Over four hundred thousand people live on
Leviathan
- the flotsam and jetsam of the world. There is a massive clash of cultures, of vestigial religions, of ideologies. There is no apartheid, so far as that term applies to the city-states of the world - there is no bar or restriction upon mutants, or alien-crossbreeds, or what the city-states of the world regard as bio-engineered freaks. The simple fact of being here and being alive means you have the right to survive here - however long you may manage to survive.

Leviathan
falls under no jurisdiction and asks for none, operating as a clearing house for the various black economies that run under the skin of the world and stretch their tendrils into even the most so-called civilised of city-states. It has become the testing ground for technological and biological experiments outlawed in even the most draconian of city-states, who tend to believe that they can subject their citizens to almost anything.

Leviathan
appears on no official maps, remaining fiercely independent of any external influence. The basic nature of its tactical position, remaining as it does, in relative terms, equidistant to four separate continents, means than any attempt to annex it would tip the international balance of power irrevocably. Besides,
Leviathan
has any number of salvaged missiles and similar weapons, pointed at any of the city-states which might attempt to cause trouble, and some of them may even still work.

The clans who slice the
Leviathan
raft between themselves agree on this if nothing else - if much of the world outside of the city-states and their Justice Departments has devolved into chaos,
Leviathan
is the last bastion on Planet Earth for the simply and frankly Lawless.

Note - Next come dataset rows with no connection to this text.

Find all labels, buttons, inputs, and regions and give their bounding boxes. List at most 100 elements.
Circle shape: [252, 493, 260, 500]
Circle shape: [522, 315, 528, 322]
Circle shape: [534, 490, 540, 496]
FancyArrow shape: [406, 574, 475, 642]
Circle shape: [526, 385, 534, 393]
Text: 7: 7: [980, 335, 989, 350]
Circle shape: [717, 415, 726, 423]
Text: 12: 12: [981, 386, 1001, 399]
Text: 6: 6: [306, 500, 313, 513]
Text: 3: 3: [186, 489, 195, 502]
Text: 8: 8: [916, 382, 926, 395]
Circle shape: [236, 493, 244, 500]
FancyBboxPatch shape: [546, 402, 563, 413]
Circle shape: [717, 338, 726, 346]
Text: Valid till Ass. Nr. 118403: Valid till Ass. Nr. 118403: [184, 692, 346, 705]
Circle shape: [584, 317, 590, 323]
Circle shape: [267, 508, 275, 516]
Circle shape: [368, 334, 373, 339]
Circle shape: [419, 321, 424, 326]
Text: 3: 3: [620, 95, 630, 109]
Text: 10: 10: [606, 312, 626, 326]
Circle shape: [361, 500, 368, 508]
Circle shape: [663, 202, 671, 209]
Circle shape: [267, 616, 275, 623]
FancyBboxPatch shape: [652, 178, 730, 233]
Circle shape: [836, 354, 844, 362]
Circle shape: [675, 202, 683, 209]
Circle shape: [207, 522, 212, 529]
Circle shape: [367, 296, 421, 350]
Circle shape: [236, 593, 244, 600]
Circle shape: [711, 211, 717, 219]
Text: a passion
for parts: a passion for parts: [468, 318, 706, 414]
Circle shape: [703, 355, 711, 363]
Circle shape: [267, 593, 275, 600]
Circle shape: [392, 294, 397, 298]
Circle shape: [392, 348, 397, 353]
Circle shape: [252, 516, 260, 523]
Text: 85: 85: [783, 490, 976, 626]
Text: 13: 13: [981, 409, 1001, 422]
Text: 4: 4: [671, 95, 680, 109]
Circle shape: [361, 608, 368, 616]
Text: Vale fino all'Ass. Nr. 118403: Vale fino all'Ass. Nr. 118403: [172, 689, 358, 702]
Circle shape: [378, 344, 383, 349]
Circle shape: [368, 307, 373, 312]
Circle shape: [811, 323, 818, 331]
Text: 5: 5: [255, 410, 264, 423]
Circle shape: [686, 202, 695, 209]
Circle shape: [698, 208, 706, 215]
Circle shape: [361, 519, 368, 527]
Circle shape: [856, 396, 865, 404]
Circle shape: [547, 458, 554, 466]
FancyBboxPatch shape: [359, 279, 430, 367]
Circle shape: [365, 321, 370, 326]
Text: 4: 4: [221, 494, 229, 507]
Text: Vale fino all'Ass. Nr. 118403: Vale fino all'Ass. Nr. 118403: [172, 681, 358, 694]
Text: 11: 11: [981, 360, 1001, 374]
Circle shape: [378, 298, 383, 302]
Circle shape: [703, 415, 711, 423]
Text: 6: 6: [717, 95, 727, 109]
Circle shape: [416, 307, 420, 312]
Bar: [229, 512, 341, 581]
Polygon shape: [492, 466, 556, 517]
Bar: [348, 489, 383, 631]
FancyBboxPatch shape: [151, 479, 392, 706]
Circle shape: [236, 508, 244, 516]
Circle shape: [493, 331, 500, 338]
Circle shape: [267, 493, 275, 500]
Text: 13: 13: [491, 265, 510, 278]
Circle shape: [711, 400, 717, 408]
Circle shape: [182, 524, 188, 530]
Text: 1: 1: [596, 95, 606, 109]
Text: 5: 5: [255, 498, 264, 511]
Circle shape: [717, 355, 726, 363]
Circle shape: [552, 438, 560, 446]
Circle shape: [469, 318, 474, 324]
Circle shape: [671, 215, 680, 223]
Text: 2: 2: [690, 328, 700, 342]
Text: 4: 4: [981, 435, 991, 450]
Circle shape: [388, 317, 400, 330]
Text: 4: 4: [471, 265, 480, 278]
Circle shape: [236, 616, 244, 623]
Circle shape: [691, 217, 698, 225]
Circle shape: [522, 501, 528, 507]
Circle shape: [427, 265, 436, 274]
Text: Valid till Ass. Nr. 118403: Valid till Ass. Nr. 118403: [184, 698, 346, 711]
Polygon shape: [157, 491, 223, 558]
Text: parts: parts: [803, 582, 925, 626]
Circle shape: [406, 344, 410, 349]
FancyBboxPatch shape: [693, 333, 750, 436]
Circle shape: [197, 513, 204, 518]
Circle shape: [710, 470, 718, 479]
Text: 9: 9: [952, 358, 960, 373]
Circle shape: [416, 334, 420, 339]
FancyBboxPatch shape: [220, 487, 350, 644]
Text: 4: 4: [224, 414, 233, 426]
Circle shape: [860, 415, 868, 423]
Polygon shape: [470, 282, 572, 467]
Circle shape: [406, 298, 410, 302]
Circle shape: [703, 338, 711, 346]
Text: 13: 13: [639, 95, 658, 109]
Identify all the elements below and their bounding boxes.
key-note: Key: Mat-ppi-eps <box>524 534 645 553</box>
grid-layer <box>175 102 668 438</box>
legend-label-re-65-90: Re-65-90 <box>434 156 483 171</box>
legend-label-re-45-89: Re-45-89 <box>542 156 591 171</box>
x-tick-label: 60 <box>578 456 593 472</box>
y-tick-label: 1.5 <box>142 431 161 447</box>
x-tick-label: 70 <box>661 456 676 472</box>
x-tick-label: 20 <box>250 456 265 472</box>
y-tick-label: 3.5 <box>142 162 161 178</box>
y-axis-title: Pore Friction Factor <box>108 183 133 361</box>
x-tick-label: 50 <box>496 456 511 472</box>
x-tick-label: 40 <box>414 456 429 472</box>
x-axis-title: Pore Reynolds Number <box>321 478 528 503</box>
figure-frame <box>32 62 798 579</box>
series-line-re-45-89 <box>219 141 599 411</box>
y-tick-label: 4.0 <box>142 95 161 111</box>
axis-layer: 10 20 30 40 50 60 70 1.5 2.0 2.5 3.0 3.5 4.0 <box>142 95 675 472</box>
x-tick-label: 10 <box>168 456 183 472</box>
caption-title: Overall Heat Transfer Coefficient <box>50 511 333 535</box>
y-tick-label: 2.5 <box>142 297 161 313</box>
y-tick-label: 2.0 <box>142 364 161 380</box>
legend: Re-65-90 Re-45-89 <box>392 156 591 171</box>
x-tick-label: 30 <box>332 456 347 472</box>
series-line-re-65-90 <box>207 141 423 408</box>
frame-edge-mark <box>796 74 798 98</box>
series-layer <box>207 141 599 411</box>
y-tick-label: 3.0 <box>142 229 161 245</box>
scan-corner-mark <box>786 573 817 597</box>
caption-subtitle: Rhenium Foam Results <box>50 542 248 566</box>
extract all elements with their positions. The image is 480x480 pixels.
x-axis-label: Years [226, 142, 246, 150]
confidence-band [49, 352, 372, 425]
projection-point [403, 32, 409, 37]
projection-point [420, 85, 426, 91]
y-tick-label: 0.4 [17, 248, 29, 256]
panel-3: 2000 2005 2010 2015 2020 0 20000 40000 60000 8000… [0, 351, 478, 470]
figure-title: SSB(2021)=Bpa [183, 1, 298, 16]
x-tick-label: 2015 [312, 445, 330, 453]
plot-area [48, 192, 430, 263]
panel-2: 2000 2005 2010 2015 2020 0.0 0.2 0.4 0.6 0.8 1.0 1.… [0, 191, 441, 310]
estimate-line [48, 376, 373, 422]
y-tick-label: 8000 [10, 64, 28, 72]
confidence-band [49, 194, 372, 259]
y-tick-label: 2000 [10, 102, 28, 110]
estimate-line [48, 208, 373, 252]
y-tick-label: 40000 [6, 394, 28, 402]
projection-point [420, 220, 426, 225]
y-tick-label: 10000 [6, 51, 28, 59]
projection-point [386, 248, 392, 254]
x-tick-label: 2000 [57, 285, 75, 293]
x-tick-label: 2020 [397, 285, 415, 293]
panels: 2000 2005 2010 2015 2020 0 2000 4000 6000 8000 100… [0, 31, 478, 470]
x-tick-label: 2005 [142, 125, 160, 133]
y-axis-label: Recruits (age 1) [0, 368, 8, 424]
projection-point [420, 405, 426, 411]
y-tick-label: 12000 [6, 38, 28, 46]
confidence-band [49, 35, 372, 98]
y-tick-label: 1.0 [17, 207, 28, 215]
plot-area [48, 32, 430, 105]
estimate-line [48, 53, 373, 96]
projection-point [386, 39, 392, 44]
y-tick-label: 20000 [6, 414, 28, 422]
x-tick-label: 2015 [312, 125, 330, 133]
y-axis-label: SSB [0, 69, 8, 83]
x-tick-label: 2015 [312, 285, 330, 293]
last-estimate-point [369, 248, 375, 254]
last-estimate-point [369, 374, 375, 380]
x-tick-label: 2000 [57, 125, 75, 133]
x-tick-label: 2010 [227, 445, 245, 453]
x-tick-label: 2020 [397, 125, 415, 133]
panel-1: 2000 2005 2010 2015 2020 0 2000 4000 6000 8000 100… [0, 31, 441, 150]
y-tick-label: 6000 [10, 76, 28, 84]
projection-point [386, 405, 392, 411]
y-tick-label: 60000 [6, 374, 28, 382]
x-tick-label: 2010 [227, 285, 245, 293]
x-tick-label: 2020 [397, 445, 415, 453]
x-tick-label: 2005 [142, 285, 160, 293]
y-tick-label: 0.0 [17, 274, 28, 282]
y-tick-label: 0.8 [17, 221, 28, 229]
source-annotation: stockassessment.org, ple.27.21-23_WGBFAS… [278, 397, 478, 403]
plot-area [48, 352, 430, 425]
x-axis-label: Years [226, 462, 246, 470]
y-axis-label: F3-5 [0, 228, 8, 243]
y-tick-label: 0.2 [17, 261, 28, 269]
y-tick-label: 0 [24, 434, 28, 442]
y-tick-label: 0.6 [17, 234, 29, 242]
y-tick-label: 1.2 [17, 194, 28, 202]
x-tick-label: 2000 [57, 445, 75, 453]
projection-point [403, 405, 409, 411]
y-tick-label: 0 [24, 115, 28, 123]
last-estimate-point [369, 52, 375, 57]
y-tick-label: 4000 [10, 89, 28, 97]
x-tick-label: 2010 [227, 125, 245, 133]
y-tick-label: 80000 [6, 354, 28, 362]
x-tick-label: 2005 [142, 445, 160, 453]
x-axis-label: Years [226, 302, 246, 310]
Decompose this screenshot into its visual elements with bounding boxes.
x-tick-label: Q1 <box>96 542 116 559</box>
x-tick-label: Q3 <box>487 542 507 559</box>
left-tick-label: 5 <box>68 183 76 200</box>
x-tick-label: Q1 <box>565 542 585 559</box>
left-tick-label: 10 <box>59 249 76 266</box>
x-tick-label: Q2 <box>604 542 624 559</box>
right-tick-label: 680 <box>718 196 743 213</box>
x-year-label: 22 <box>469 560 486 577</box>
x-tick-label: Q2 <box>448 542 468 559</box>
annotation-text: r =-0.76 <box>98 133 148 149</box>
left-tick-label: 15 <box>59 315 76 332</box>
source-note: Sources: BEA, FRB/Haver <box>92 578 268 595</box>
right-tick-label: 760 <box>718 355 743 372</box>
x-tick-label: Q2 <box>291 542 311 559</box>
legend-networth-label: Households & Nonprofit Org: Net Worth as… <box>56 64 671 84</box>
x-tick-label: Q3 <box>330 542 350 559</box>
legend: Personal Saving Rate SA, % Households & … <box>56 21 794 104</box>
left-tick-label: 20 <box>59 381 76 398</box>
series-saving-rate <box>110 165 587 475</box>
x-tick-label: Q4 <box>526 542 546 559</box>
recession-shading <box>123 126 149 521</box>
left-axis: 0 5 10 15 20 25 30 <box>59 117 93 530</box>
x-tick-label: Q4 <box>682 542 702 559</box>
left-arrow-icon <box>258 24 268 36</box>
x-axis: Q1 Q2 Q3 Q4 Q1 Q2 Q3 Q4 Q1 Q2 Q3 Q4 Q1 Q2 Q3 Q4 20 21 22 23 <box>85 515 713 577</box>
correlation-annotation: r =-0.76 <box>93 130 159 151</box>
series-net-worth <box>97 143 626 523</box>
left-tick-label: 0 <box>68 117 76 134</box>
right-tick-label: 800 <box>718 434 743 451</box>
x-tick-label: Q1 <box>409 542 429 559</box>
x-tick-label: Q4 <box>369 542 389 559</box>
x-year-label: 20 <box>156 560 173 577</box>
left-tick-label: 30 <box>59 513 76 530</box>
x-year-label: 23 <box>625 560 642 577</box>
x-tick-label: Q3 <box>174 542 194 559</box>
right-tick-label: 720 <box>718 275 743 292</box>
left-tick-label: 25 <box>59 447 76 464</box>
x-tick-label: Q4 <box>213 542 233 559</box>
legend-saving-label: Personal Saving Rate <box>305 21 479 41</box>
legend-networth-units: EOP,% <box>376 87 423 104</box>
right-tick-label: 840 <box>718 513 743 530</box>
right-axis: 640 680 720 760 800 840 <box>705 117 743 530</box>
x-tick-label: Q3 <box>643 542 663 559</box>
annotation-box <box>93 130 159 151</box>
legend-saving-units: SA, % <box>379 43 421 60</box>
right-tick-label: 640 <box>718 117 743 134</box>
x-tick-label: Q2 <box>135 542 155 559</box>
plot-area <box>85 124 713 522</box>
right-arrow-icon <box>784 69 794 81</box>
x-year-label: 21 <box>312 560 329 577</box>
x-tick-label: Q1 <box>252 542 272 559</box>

Just the sort of place, thought Efil Drago San, to hole up for a while and catch his bearings.

 

The plain fact was that, since his escape from the Psyko-Block, Drago San had found himself at something of a loose end. So much of his mind, he realised, had been taken up with plotting his escape, and orchestrating events so as to make it possible, that he had quite forgotten to plan what he was going to do once he actually escaped.

Using the matter-disruptors built into his paraplegic floater to tunnel his way through several layers of Psyko-Block had depleted his power-reserves quite a bit, so by the time he had broken through into the Undercity, he had barely enough left to make a controlled landing on a dank and slimy pile of rubble. He had sat there, in the dark, while the floater replenished its power cells, wondering whether the Undercity scavengers or the Justice Department patrols would find him first.

In the event, he had been found by what he had come to think of as Morlocks - the engineered, half-human minions that he himself had introduced into the Mega-City One Underlevels when he had been running a small enterprise known as the Killing Zone.

Even though it had been several years, these Morlocks had seemed to recognise him - revere him, even. They had dragged him back to their makeshift encampment, where he had participated in a number of their quite repulsive rituals in the part of what appeared to be a minor deity. He'd had no idea if it was the sort of part that ended up being sacrificed, because as soon as he had sufficient power, he'd called down one of the self-contained flier-pods that he'd installed on the Undercity roof in case of eventualities just such as this.